IFA2012のソニーブースは連日多くの来場者で賑わいを見せた
またセールス、マーケティングの担当者は「実感からお客様を捉える」ことが大事であるとも玉川氏は語る。

周知の通り、インドの人口は多種多様、かつボリュームが大きいため、例えばあるカスタマーセグメントの特性を机上のデータだけで判断してしまうと「狙いを外してしまう」ことがあると玉川氏は語る。「現場へ出かけて各セグメントのお客様に接することによって初めて、それぞれ実際のライフスタイルが見えてくる。自身の“実感”を重視して、お客様の実態を把握していくことも大事にできれば、自ずと正しいマーケティングプランが立てられる」のだという。

ソニー・インディア社に勤務する約2,000人の店頭販売員の中には、例えばBRAVIAならば20人の“カリスマ・プロモーター”と呼ばれる優秀な販売員が存在する。玉川氏は、新機種導入の2週間後にインド全土からこのカリスマ・プロモーターたちをヘッドクオーターに集めて意見聴取を行っていたという。「今年のモデルは昨年のモデルと比べてどうか」「コンペティターとの比較要素は」「どこがセールスポイントになるか」「どうしたらお客様に響くデモがつくれるか」といったテーマについて、徹底的にディスカッションを重ねる。「彼らは毎日店頭に立って、他社の販売員と競争を繰り返している。そんな彼らから得られる意見はとても貴重だ。そのコメントを集めたレクチャービデオも製作して、社内のネットワークで共有する。そうすると他の販売員にも“売れるコツ”が伝わり、引いてはお客様にとっての商品体験価値の向上にもつながる」と、玉川氏はそのメリットを説明する。

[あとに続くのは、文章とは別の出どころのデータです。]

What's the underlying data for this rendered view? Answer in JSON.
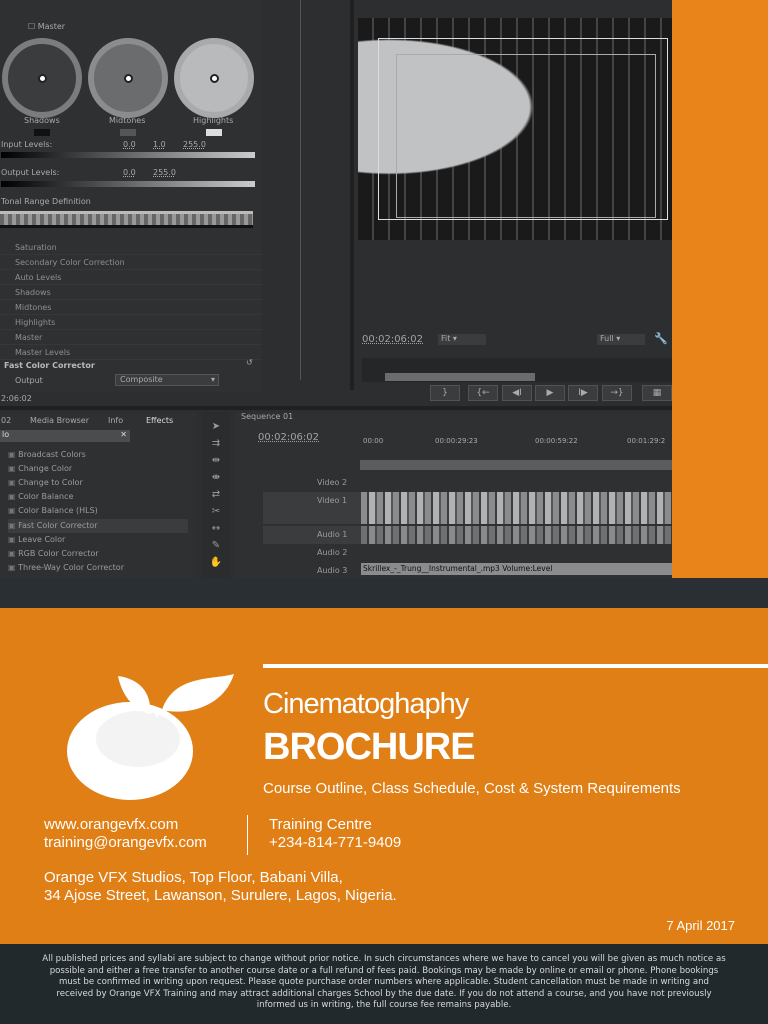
{
  "editor": {
    "color_corrector": {
      "master_label": "Master",
      "wheels": [
        "Shadows",
        "Midtones",
        "Highlights"
      ],
      "input_levels_label": "Input Levels:",
      "input_levels": [
        "0.0",
        "1.0",
        "255.0"
      ],
      "output_levels_label": "Output Levels:",
      "output_levels": [
        "0.0",
        "255.0"
      ],
      "tonal_range_label": "Tonal Range Definition",
      "sections": [
        "Saturation",
        "Secondary Color Correction",
        "Auto Levels",
        "Shadows",
        "Midtones",
        "Highlights",
        "Master",
        "Master Levels"
      ],
      "effect_name": "Fast Color Corrector",
      "output_label": "Output",
      "output_value": "Composite",
      "timecode": "2:06:02"
    },
    "program_monitor": {
      "timecode": "00:02:06:02",
      "zoom_value": "Fit",
      "quality_value": "Full"
    },
    "effects_panel": {
      "tabs": [
        "02",
        "Media Browser",
        "Info",
        "Effects"
      ],
      "search_value": "lo",
      "items": [
        "Broadcast Colors",
        "Change Color",
        "Change to Color",
        "Color Balance",
        "Color Balance (HLS)",
        "Fast Color Corrector",
        "Leave Color",
        "RGB Color Corrector",
        "Three-Way Color Corrector"
      ]
    },
    "sequence": {
      "tab": "Sequence 01",
      "timecode": "00:02:06:02",
      "ruler": [
        "00:00",
        "00:00:29:23",
        "00:00:59:22",
        "00:01:29:2"
      ],
      "tracks": [
        "Video 2",
        "Video 1",
        "Audio 1",
        "Audio 2",
        "Audio 3"
      ],
      "audio_clip": "Skrillex_-_Trung__Instrumental_.mp3  Volume:Level"
    }
  },
  "brochure": {
    "title": "Cinematoghaphy",
    "heading": "BROCHURE",
    "subtitle": "Course Outline, Class Schedule, Cost & System Requirements",
    "website": "www.orangevfx.com",
    "email": "training@orangevfx.com",
    "centre_label": "Training Centre",
    "phone": "+234-814-771-9409",
    "address_line1": "Orange VFX Studios, Top Floor, Babani Villa,",
    "address_line2": "34 Ajose Street, Lawanson, Surulere, Lagos, Nigeria.",
    "date": "7 April 2017",
    "disclaimer": "All published prices and syllabi are subject to change without prior notice. In such circumstances where we have to cancel you will be given as much notice as possible and either a free transfer to another course date or a full refund of fees paid. Bookings may be made by online or email or phone. Phone bookings must be confirmed in writing upon request. Please quote purchase order numbers where applicable. Student cancellation must be made in writing and received by Orange VFX Training and may attract additional charges School by the due date. If you do not attend a course, and you have not previously informed us in writing, the full course fee remains payable."
  },
  "colors": {
    "orange": "#e07f16",
    "dark": "#22292d"
  }
}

このような戦略をひとつずつ着実に実行してきた結果、玉川氏がソニー・インディア社の社長に就任した後は、薄型テレビ、カムコーダー、デジタルスチルカメラ、ホームシアターをはじめ、多くのコンシューマーカテゴリー商品でソニーがNo.1のマーケットシェアを獲得してきたという。

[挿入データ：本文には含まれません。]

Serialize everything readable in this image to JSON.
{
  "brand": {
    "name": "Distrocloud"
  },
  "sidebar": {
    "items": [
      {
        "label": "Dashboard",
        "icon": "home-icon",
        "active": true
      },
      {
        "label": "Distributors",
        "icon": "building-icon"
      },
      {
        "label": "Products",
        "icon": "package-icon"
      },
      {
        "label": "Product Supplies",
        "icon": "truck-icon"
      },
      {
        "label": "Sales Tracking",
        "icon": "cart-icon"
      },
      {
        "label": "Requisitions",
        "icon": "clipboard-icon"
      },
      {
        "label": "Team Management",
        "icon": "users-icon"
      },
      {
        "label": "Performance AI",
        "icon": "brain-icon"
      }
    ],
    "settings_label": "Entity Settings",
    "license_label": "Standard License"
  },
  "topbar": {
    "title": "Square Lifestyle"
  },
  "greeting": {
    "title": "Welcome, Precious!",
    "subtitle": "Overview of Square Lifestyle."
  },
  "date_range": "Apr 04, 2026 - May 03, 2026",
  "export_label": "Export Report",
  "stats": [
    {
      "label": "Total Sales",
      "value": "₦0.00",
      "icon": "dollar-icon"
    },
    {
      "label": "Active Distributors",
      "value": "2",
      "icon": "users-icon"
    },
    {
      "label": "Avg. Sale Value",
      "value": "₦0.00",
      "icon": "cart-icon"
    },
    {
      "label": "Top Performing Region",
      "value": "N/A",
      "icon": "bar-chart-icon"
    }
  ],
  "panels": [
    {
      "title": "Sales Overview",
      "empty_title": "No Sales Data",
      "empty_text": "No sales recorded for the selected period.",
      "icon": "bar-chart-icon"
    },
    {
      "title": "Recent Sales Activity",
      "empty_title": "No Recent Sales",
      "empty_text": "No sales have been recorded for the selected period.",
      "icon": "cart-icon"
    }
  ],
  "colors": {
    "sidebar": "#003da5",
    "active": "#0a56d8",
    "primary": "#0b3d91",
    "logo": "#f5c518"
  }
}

玉川氏は「足繁く各地域に足を運びながら生きた情報を獲得、販売戦略に結び付けていくことが最も大事。こうして築いてきた企業カルチャーが、いまやしっかりとソニー・インディア社の中に根付いていると思う。当たり前のことばかりだが、これらを一つずつ実行していくことが、企業にとって最大の差別化になる」という。